Kathleen Ross, head of the Canadian Medical Association, ignored protests from at least half dozen Jewish physicians over her tweet expressing outrage and sympathy for victims of a hospital Gaza bombing the media falsely said was Israel’s doing. Ross left her post up even after it was reported that Israel wasn’t responsible for the bombing. When Ross finally removed it, she said it was because she was attacked for expressing grief for victims.
One of the protesting doctors was Yoni Freedhoff, a leading authority on obesity and the son of one of my father’s closest friends.
Antisemitism in my native Toronto has soared, and for a taste of some horrific activities this link to the X feed of Documenting Antisemitism provides a sampling. The incidents captured by the organization aren’t what one would expect in a city whose slogan is, “Diversity Our Strength.” Among some recent incidents were the defacing of the entrance of the Toronto synagogue I attended, which occurred even before the Hamas massacre.
To be sure, antisemitism is rife in America, but a fundamental difference is that President Biden has denounced Hamas’ atrocities, and House Speaker Mike Johnson’s first initiative was a resolution supporting Israel, which passed 412 to 10. While America’s mainstream media is pro Hamas and amplifies its propaganda, some prominent conservative journalists like Megyn Kelly have firmly spoken out against the atrocities, as has Breitbart, which for years was falsely maligned as being antisemitic. Indeed, when I first saw the New York Times headline saying Israel bombed a Gaza hospital, I immediately went to Breitbart’s site, which already had posted a story about Israel denying responsibility.
There are also some Canadian politicians willing to take a firm stand. The Ontario legislature passed a motion last week 78-0 Thursday to condemn Hamas and affirm Israel’s right to defend itself.
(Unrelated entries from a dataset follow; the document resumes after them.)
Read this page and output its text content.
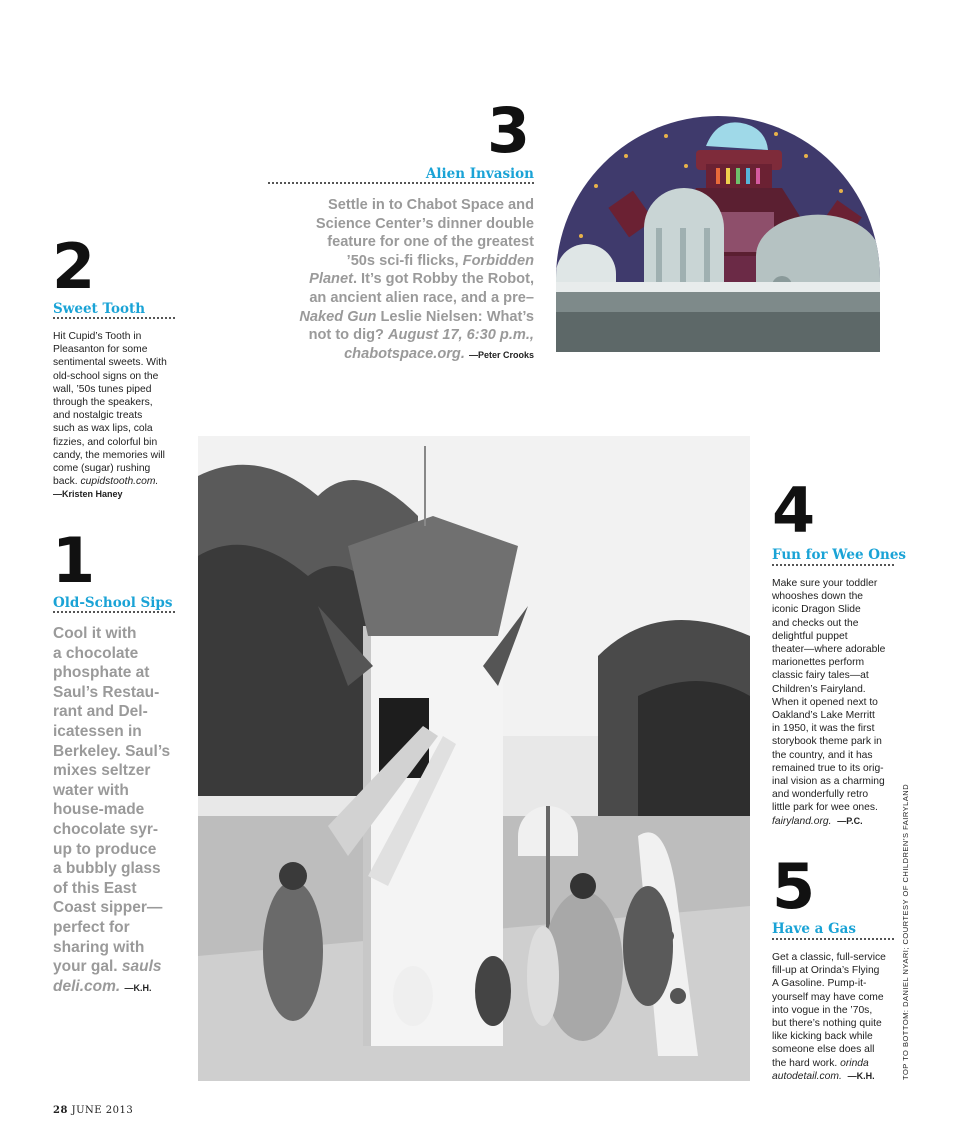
3
Alien Invasion
Settle in to Chabot Space and
Science Center’s dinner double
feature for one of the greatest
’50s sci-fi flicks, Forbidden
Planet. It’s got Robby the Robot,
an ancient alien race, and a pre–
Naked Gun Leslie Nielsen: What’s
not to dig? August 17, 6:30 p.m.,
chabotspace.org. —Peter Crooks
2
Sweet Tooth
Hit Cupid’s Tooth in
Pleasanton for some
sentimental sweets. With
old-school signs on the
wall, ’50s tunes piped
through the speakers,
and nostalgic treats
such as wax lips, cola
fizzies, and colorful bin
candy, the memories will
come (sugar) rushing
back. cupidstooth.com.
—Kristen Haney
1
Old-School Sips
Cool it with
a chocolate
phosphate at
Saul’s Restau-
rant and Del-
icatessen in
Berkeley. Saul’s
mixes seltzer
water with
house-made
chocolate syr-
up to produce
a bubbly glass
of this East
Coast sipper—
perfect for
sharing with
your gal. sauls
deli.com. —K.H.
4
Fun for Wee Ones
Make sure your toddler
whooshes down the
iconic Dragon Slide
and checks out the
delightful puppet
theater—where adorable
marionettes perform
classic fairy tales—at
Children’s Fairyland.
When it opened next to
Oakland’s Lake Merritt
in 1950, it was the first
storybook theme park in
the country, and it has
remained true to its orig-
inal vision as a charming
and wonderfully retro
little park for wee ones.
fairyland.org. —P.C.
5
Have a Gas
Get a classic, full-service
fill-up at Orinda’s Flying
A Gasoline. Pump-it-
yourself may have come
into vogue in the ’70s,
but there’s nothing quite
like kicking back while
someone else does all
the hard work. orinda
autodetail.com. —K.H.	TOP TO BOTTOM: DANIEL NYARI; COURTESY OF CHILDREN’S FAIRYLAND
28 JUNE 2013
All Progressive Conservative and Liberal elected officials voted in favor of the motion, but leftist NDP party members abstained.
Canada’s government funded CBC broadcast network has a pro-Hamas bent. The columnist Chris George reported that George Achi, the CBC’s director of journalistic standards and public trust, directed the network’s journalists to not refer to Hamas as “terrorists” but rather identify them as “fighters” in a struggle for a free Palestine. He also instructed any CBC report to omit the fact that Israel troops withdrew from Gaza in 2005.
This is the same CBC whose ombudsman said the network knowingly deceived its viewers when it dismissed as Russian propaganda allegations that deputy prime minister Freeland’s grandfather was a Nazi collaborator who served as editor-in-chief of an antisemitic newspaper in Cracow whose printing presses were seized from its Jewish owner. The allegations have since been confirmed, including by a Freeland family member.
Canada’s parliament recently gave multiple standing ovations to a man who fought for the Nazis during World War II, but supposedly the man’s Nazi past wasn’t known. Regardless, its readily apparent that the Trudeau government is no supporter of Israel or Canadian Jews. If Israel one day is forced to rescue Jewish hostages from Toronto’s Pearson International Airport, I have no doubt that Trudeau would protest the mission as an unlawful incursion on Canadian soil.